- Portuguese: Boca a Boca
- Genre: Thriller drama
- Created by: Esmir Filho
- Screenplay by: Esmir Filho; Juliana Rojas; Marcelo Marchi; Jaqueline Souza; Thais Guisasola;
- Directed by: Esmir Filho; Juliana Rojas;
- Starring: Caio Horowicz; Denise Fraga; Esther Tinman; Bianca Byington; Carolina del Carmen Peleritti; Iza Moreira; Thomás Aquino;
- Country of origin: Brazil
- Original language: Portuguese
- No. of seasons: 1
- No. of episodes: 6

Production
- Producers: Fernando Sapelli; Thereza Menezes; Caio Gullane; Fabiano Gullane;
- Production companies: Gullane; Fetiche Features;

Original release
- Network: Netflix
- Release: 17 July 2020

= Kissing Game (TV series) =

Brazilian television series

Kissing Game (Boca a Boca) is a Brazilian thriller drama television series created by Esmir Filho for Netflix.

==Plot==
After a party, a girl wakes up the next day with a slightly different hangover. She was infected with a virus transmitted through her mouth.
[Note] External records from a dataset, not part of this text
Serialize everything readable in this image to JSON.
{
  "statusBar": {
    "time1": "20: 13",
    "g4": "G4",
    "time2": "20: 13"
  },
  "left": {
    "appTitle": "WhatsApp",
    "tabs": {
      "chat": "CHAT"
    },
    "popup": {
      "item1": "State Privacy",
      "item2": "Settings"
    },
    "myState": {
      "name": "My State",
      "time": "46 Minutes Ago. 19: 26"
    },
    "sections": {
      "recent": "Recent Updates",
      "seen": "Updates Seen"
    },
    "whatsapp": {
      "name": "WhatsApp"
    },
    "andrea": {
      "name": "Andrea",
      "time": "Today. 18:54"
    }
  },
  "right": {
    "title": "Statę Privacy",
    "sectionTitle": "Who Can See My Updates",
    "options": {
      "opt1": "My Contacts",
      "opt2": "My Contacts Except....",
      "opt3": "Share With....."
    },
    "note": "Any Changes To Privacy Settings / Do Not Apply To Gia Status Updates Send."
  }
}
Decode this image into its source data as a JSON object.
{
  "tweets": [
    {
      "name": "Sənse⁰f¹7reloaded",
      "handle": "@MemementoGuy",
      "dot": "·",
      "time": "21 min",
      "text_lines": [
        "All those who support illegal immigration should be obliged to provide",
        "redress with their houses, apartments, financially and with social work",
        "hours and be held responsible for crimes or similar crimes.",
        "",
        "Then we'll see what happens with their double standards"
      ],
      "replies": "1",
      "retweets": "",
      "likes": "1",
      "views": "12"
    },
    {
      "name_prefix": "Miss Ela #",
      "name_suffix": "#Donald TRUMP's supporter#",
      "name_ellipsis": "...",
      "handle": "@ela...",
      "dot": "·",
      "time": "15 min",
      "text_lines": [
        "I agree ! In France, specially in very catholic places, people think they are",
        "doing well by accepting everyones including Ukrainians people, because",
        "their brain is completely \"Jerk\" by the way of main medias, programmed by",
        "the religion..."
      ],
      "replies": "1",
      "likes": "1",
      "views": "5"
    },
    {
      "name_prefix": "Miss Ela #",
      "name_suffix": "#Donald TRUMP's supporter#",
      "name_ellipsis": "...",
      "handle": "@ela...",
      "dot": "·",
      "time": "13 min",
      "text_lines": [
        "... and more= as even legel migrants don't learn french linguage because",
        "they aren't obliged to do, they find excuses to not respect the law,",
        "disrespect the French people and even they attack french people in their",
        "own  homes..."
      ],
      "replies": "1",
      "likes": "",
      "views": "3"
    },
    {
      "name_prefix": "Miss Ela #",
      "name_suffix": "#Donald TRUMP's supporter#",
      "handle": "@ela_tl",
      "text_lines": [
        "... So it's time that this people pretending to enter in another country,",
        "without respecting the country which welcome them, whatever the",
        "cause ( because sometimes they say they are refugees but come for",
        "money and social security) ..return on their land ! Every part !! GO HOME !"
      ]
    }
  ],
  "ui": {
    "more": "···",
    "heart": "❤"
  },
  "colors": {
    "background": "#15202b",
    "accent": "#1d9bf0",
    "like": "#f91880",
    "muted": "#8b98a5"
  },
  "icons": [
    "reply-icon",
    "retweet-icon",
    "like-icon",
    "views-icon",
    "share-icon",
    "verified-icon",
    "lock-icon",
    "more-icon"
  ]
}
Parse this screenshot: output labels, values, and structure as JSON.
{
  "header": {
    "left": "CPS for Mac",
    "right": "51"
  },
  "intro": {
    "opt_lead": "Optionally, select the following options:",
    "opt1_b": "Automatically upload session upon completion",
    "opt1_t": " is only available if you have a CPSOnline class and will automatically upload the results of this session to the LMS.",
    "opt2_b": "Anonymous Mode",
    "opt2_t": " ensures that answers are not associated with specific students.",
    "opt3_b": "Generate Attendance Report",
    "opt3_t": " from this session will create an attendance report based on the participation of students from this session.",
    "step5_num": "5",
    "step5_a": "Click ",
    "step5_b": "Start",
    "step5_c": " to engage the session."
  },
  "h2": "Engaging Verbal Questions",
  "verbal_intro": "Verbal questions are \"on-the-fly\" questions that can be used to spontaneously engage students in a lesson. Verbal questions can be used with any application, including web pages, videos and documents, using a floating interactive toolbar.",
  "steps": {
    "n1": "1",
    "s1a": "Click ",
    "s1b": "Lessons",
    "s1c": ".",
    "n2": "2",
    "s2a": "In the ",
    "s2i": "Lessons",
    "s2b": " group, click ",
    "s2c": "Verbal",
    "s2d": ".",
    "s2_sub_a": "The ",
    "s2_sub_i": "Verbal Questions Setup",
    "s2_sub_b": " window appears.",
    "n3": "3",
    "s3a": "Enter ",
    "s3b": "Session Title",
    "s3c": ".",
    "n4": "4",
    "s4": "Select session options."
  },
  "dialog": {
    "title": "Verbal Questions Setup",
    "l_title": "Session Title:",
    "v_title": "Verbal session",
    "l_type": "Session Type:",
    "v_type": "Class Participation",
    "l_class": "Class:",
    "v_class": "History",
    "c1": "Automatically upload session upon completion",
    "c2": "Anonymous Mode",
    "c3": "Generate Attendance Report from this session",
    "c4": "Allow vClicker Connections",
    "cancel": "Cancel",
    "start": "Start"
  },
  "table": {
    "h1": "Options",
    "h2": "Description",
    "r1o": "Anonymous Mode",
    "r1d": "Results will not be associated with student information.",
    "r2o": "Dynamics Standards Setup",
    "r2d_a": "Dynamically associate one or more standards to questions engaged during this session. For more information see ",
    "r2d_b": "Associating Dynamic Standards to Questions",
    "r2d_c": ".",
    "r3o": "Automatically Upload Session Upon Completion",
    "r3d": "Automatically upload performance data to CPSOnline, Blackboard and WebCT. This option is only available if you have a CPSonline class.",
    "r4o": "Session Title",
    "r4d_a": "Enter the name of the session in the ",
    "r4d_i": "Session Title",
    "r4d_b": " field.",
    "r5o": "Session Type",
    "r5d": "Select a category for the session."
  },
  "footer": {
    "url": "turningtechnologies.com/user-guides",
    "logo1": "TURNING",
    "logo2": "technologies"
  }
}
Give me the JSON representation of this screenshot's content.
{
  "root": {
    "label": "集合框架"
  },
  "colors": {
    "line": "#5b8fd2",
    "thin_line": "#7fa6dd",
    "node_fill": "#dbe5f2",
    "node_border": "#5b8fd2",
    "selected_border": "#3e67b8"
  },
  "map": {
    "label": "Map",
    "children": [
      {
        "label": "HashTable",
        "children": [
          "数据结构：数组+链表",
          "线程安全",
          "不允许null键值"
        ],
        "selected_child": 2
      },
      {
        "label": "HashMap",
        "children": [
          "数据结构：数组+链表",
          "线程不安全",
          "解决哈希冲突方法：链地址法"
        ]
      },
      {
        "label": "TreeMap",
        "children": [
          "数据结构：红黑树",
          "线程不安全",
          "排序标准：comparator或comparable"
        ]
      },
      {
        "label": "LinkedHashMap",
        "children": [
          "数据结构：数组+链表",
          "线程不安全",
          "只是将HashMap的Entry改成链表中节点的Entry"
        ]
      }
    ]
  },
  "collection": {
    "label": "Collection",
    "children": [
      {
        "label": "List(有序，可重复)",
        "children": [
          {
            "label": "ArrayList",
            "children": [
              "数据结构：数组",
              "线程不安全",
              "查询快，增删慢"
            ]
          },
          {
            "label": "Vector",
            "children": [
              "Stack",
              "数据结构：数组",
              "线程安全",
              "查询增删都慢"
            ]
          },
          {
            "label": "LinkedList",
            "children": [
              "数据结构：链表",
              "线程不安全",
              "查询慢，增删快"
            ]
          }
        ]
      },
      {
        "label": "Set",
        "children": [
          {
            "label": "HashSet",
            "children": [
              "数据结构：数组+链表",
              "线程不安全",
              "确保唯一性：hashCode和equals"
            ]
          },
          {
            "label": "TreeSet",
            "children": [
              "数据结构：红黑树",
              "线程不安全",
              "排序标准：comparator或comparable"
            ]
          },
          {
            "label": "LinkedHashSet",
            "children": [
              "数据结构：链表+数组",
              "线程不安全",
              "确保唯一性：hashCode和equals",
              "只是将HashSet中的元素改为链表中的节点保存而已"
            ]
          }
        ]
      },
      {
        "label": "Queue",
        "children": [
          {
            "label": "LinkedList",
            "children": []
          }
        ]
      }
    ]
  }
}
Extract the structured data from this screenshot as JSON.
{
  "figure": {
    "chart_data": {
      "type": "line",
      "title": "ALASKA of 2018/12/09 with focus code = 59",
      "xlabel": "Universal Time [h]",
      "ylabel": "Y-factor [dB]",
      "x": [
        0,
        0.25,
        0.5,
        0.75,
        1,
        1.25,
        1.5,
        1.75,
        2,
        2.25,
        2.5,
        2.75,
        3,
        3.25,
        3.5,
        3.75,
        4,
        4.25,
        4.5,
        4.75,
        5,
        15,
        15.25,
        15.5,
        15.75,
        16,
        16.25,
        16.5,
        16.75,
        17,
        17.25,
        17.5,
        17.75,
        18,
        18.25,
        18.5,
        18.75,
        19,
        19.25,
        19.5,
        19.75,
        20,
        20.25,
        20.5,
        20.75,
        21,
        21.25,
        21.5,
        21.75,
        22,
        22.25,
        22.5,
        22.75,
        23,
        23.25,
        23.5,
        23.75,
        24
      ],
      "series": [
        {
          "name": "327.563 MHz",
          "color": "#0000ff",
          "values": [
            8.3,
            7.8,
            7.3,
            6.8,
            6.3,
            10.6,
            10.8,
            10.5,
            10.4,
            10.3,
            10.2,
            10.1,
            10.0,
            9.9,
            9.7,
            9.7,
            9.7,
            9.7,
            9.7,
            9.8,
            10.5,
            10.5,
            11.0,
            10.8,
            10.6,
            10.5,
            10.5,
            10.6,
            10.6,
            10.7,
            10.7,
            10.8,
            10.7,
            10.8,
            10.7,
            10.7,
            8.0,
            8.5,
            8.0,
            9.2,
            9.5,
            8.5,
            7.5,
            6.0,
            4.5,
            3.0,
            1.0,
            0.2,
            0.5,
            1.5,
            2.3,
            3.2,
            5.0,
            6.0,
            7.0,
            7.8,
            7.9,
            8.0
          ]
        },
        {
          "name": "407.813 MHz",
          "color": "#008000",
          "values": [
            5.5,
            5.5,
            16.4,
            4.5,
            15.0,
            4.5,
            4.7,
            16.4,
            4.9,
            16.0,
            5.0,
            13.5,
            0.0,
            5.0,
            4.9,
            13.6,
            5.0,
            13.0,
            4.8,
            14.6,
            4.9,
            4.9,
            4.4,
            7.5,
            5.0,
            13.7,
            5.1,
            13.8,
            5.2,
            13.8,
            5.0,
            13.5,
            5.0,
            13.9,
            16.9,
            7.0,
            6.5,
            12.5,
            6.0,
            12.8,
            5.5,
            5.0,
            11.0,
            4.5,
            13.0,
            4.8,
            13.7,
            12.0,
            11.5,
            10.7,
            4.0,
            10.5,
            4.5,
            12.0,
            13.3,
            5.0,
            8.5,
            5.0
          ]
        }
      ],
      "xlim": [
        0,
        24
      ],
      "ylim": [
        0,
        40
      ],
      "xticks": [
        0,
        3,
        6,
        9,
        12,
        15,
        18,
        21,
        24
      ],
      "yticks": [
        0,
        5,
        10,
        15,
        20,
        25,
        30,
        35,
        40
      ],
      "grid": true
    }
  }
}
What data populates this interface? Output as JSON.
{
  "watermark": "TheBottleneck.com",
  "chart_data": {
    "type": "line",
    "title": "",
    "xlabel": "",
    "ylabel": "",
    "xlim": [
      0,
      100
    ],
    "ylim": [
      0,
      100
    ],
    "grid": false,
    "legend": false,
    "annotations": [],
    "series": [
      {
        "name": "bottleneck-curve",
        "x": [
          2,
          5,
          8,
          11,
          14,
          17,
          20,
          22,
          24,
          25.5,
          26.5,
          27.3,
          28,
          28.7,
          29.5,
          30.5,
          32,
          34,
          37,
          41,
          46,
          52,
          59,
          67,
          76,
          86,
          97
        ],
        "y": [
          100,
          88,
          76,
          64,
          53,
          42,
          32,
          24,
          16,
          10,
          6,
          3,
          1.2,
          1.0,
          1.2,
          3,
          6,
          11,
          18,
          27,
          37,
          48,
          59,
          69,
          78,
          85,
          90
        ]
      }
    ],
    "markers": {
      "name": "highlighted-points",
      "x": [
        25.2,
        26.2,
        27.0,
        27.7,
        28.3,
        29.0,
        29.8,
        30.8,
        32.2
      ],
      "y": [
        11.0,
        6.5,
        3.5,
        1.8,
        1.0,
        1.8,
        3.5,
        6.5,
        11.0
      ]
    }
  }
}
In addition to the common dramas from the coming of age, teenagers in a rural town live with the panic of the virus and the fear that their secrets will be discovered.

== Cast ==
===Main===

| Actor/Actress | Role |
|---|---|
| Caio Horowicz | Alex Nero |
| Iza Moreira | Fran |
| Michel Joelsas | Francisco "Chico" |
| Denise Fraga | Guiomar Araújo |
| Thomás Aquino | Maurílio |
| Luana Nastas | Isabel "Bel" Lima Alves |
| Luana Camaleão | Marina |
| Olívia de Sá | Nanda |
| Esther Tinman | Manuela "Manu" Araújo |
| Kevin Vechiatto | Quim |
| Grace Passô | Dalva |
| Bianca Byington | Carminha Nero |
| Bruno Garcia | Doni Nero |
| Flávio Tolezani | Tomás |
| Júlia Feldens | Theresa Lima Alves |
| Bella Camero | Bianca Nero |
| Augusto Trainotti | Guilherme |

==Episodes==

| No. | Title | Directed by | Written by | Original release date |
|---|---|---|---|---|
| 1 | "Got You!" "Te Peguei!" | Esmir Filho | Esmir Filho & Thais Guisasola | July 17, 2020 |
| 2 | "Friday Night-Monday Morning" "Sextou/Segundou" | Esmir Filho | Esmir Filho & Juliana Soares | July 17, 2020 |
| 3 | "Easy When That Doesn't Affect You" "É Facil Quando Não Te Afeta" | Esmir Filho | Esmir Filho & Marcelo Marchi | July 17, 2020 |
| 4 | "Are You Looking?" "A Fim de Real?" | Esmir Filho | Esmir Filho & Thais Guisasola | July 17, 2020 |
| 5 | "Unfollow" "Unfollow" | Juliana Rojas | Esmir Filho & Juliana Soares | July 17, 2020 |
| 6 | "We Are All Sick" "Estamos Todos Doentes" | Juliana Rojas | Esmir Filho & Marcelo Marchi | July 17, 2020 |

==Release==
On June 23, 2020, Netflix released the official trailer for the series.